Alfonso, por supuesto, jamás entró en la cocina, ni se le pasó por la cabeza hacer la cama, y vivió pensando que sus camisas se lavaban y planchaban solas y se autocolgaban del armario en cuanto estaban listas.
El encierro les ha pillado sin asistenta, solos y jubilados. Lola, sin ponerse en jarras ni pronunciar una palabra más alta que otra, le explicó a Alfonso que a ella también le gustaba la tele y las series de Netflix, y leer una buena novela, y que ya iba a siendo hora –se lo dijo con mucho cariño– de que asumiera que la casa era cosa de dos cuando solo estaban dos, sin oficina a la que acudir ni lecciones que preparar. Él era profesor universitario.

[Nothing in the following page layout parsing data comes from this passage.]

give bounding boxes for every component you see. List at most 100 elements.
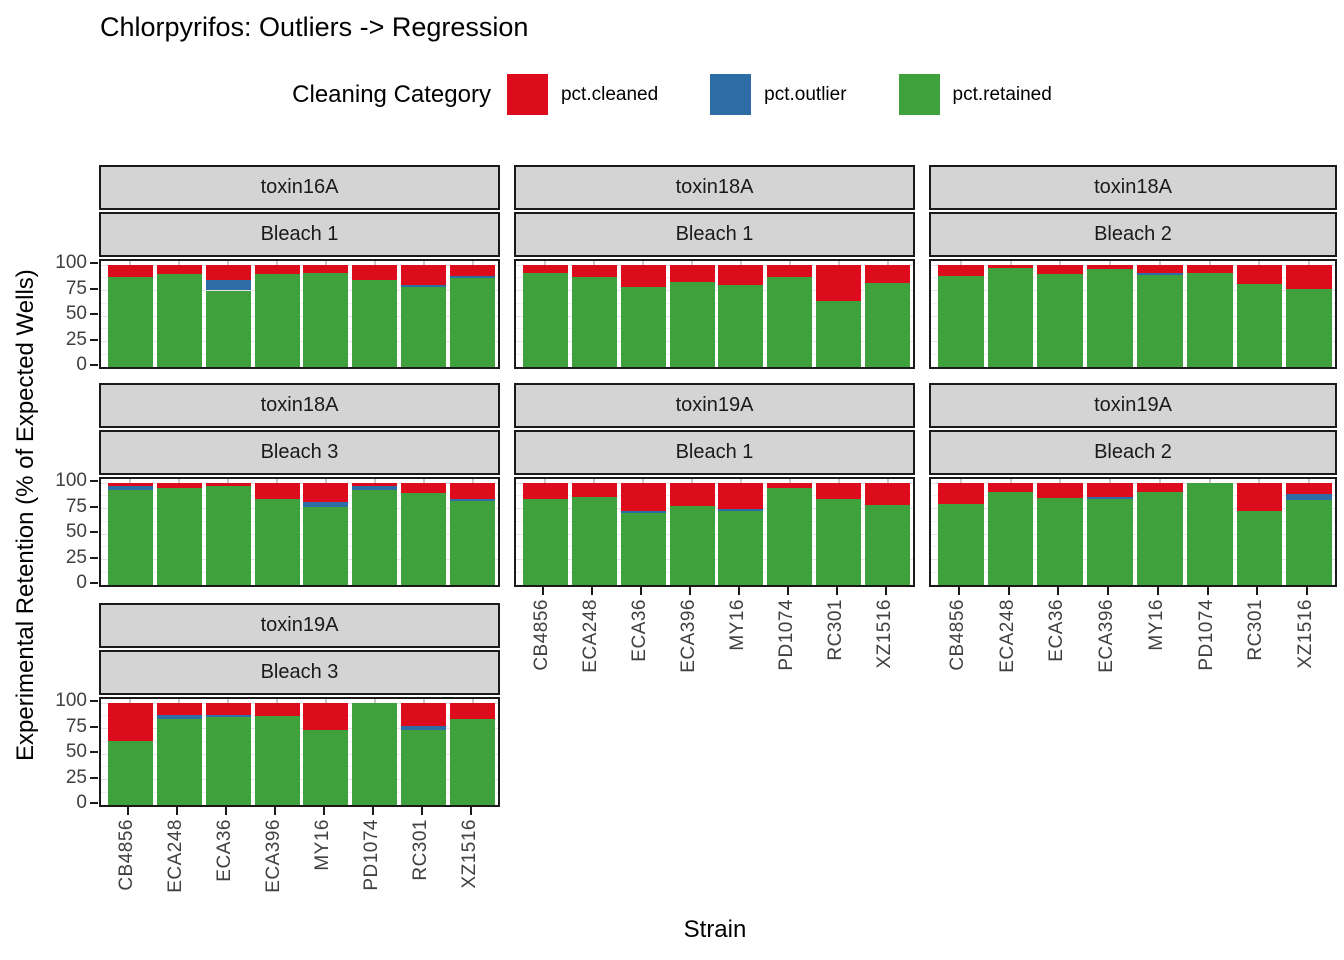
y-axis-tick [90, 531, 98, 533]
bar-segment-pct-retained [352, 280, 398, 367]
bar-segment-pct-retained [352, 703, 398, 805]
facet-strip-toxin: toxin18A [99, 383, 500, 428]
x-axis-tick-label: PD1074 [775, 599, 797, 671]
bar-segment-pct-retained [669, 506, 715, 585]
minor-tick [471, 261, 474, 265]
facet-strip-bleach: Bleach 1 [514, 430, 915, 475]
minor-tick [1258, 479, 1261, 483]
minor-tick [324, 699, 327, 703]
legend: Cleaning Category pct.cleaned pct.outlier… [0, 74, 1344, 115]
y-axis-tick [90, 313, 98, 315]
gridline [931, 302, 1335, 304]
bar-segment-pct-retained [816, 300, 862, 367]
x-axis-title: Strain [683, 916, 747, 943]
x-axis-tick-label: RC301 [824, 599, 846, 661]
y-axis-tick [90, 556, 98, 559]
bar-segment-pct-outlier [352, 486, 398, 491]
x-axis-tick-label: RC301 [409, 819, 431, 881]
minor-tick [1109, 261, 1112, 265]
bar-segment-pct-cleaned [450, 265, 496, 277]
bar-segment-pct-retained [1286, 500, 1333, 585]
bar-segment-pct-cleaned [450, 483, 496, 500]
minor-tick [276, 261, 279, 265]
bar-segment-pct-cleaned [401, 265, 447, 286]
facet-strip-bleach: Bleach 1 [99, 212, 500, 257]
x-axis-tick-label: ECA36 [214, 819, 236, 882]
bar-segment-pct-retained [937, 276, 984, 367]
minor-tick [373, 479, 376, 483]
x-axis-tick-label: ECA396 [263, 819, 285, 893]
y-axis-tick [90, 364, 98, 366]
bar-segment-pct-retained [401, 287, 447, 367]
minor-tick [324, 479, 327, 483]
minor-tick [178, 479, 181, 483]
facet-strip-toxin: toxin19A [514, 383, 915, 428]
bar-segment-pct-cleaned [205, 265, 251, 281]
x-axis-tick-label: ECA248 [165, 819, 187, 893]
minor-tick [178, 261, 181, 265]
bar-segment-pct-retained [205, 486, 251, 585]
gridline [931, 571, 1335, 573]
facet-panel [929, 477, 1337, 587]
facet-strip-toxin: toxin19A [99, 603, 500, 648]
bar-segment-pct-cleaned [107, 703, 153, 741]
bar-segment-pct-retained [450, 719, 496, 805]
minor-tick [1158, 479, 1161, 483]
facet-panel [99, 259, 500, 369]
bar-segment-pct-retained [1037, 498, 1084, 585]
minor-tick [1208, 261, 1211, 265]
gridline [931, 341, 1335, 342]
facet-strip-toxin: toxin18A [929, 165, 1337, 210]
x-axis-tick-label: CB4856 [531, 599, 553, 671]
minor-tick [544, 261, 547, 265]
bar-segment-pct-outlier [401, 726, 447, 730]
bar-segment-pct-outlier [1087, 497, 1133, 500]
bar-segment-pct-cleaned [303, 265, 349, 274]
minor-tick [837, 479, 840, 483]
bar-segment-pct-cleaned [1037, 483, 1084, 499]
x-axis-tick-label: PD1074 [1195, 599, 1217, 671]
y-axis-title: Experimental Retention (% of Expected We… [12, 269, 39, 761]
bar-segment-pct-cleaned [254, 265, 300, 275]
minor-tick [788, 479, 791, 483]
bar-segment-pct-cleaned [1286, 483, 1333, 495]
y-axis-tick-label: 100 [55, 252, 87, 273]
legend-item-pct-retained: pct.retained [898, 74, 1052, 115]
bar-segment-pct-retained [1186, 483, 1233, 585]
bar-segment-pct-retained [401, 729, 447, 805]
minor-tick [959, 479, 962, 483]
bar-segment-pct-cleaned [303, 483, 349, 503]
bar-segment-pct-cleaned [205, 483, 251, 487]
bar-segment-pct-retained [1087, 499, 1133, 585]
x-axis-tick [591, 587, 594, 595]
bar-segment-pct-cleaned [987, 483, 1034, 493]
minor-tick [1059, 479, 1062, 483]
minor-tick [1208, 479, 1211, 483]
minor-tick [422, 261, 425, 265]
minor-tick [1308, 261, 1311, 265]
x-axis-tick [1107, 587, 1110, 595]
x-axis-tick [689, 587, 692, 595]
bar-segment-pct-cleaned [107, 483, 153, 487]
x-axis-tick [542, 587, 545, 595]
bar-segment-pct-cleaned [303, 703, 349, 730]
bar-segment-pct-retained [987, 492, 1034, 585]
bar-segment-pct-retained [254, 499, 300, 585]
minor-tick [1258, 261, 1261, 265]
bar-segment-pct-cleaned [987, 265, 1034, 269]
bar-segment-pct-cleaned [1087, 265, 1133, 270]
facet-panel [99, 477, 500, 587]
bar-segment-pct-cleaned [156, 703, 202, 716]
bar-segment-pct-cleaned [865, 265, 911, 284]
minor-tick [276, 479, 279, 483]
bar-segment-pct-retained [1286, 289, 1333, 367]
bar-segment-pct-retained [303, 273, 349, 367]
x-axis-tick [1206, 587, 1209, 595]
bar-segment-pct-retained [767, 277, 813, 367]
gridline [931, 315, 1335, 317]
y-axis-tick-label: 0 [76, 792, 87, 813]
y-axis-tick [90, 700, 98, 702]
bar-segment-pct-cleaned [816, 483, 862, 500]
bar-segment-pct-outlier [450, 276, 496, 279]
minor-tick [178, 699, 181, 703]
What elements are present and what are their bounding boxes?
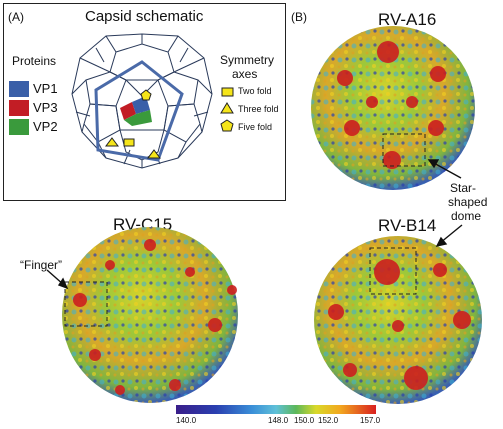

Alfonso, porque se aburría, porque sus dos hijos varones ya trabajaban en sus casas en igualdad de condiciones que sus parejas o porque había asumido que los tiempos cambiaban –aunque nunca se planteó que él debía cambiar también– le contestó a Lola que le parecía muy bien, pero que primero tenía que enseñarle dónde estaban las cosas. “¿Qué cosas?”, le interrumpió Lola. “El cubo de hielo, por ejemplo”. “¿Sabes al menos dónde están las copas, las fuentes, las sábanas limpias, las vajillas que no son de diario, las copas , las jarras…?”
No. Debía pensar que, como ocurre con Siri, aparecían por arte de magia cuando pronunciabas su nombre. Pidió a Lola, humildemente, que le explicara cómo funcionaba la aspiradora, la lavadora y el lavaplatos y pidió también a su mujer –por no decir suplicó– que le eximiera de la plancha. Pero en cambio sí le apetecía aprender algo en la cocina. Veía el programa de Arguiñano y no solo le parecía fácil, sino incluso divertido. “Excepto limpiar pescado; eso no, por favor”. Quedó encantado cuando le explicó Lola que no hacía falta, que lo limpiaban en la pescadería y además en el súper ya había bandejas con pescado listo para el horno, la cazuela o la sartén.
Palabra de honor: Alfonso solo había ido al súper a comprar cervezas, vino y aperitivos. Nunca había visto bandejas con pescado.
Historia real como la vida misma. Algo bueno tenía que traer el confinamiento.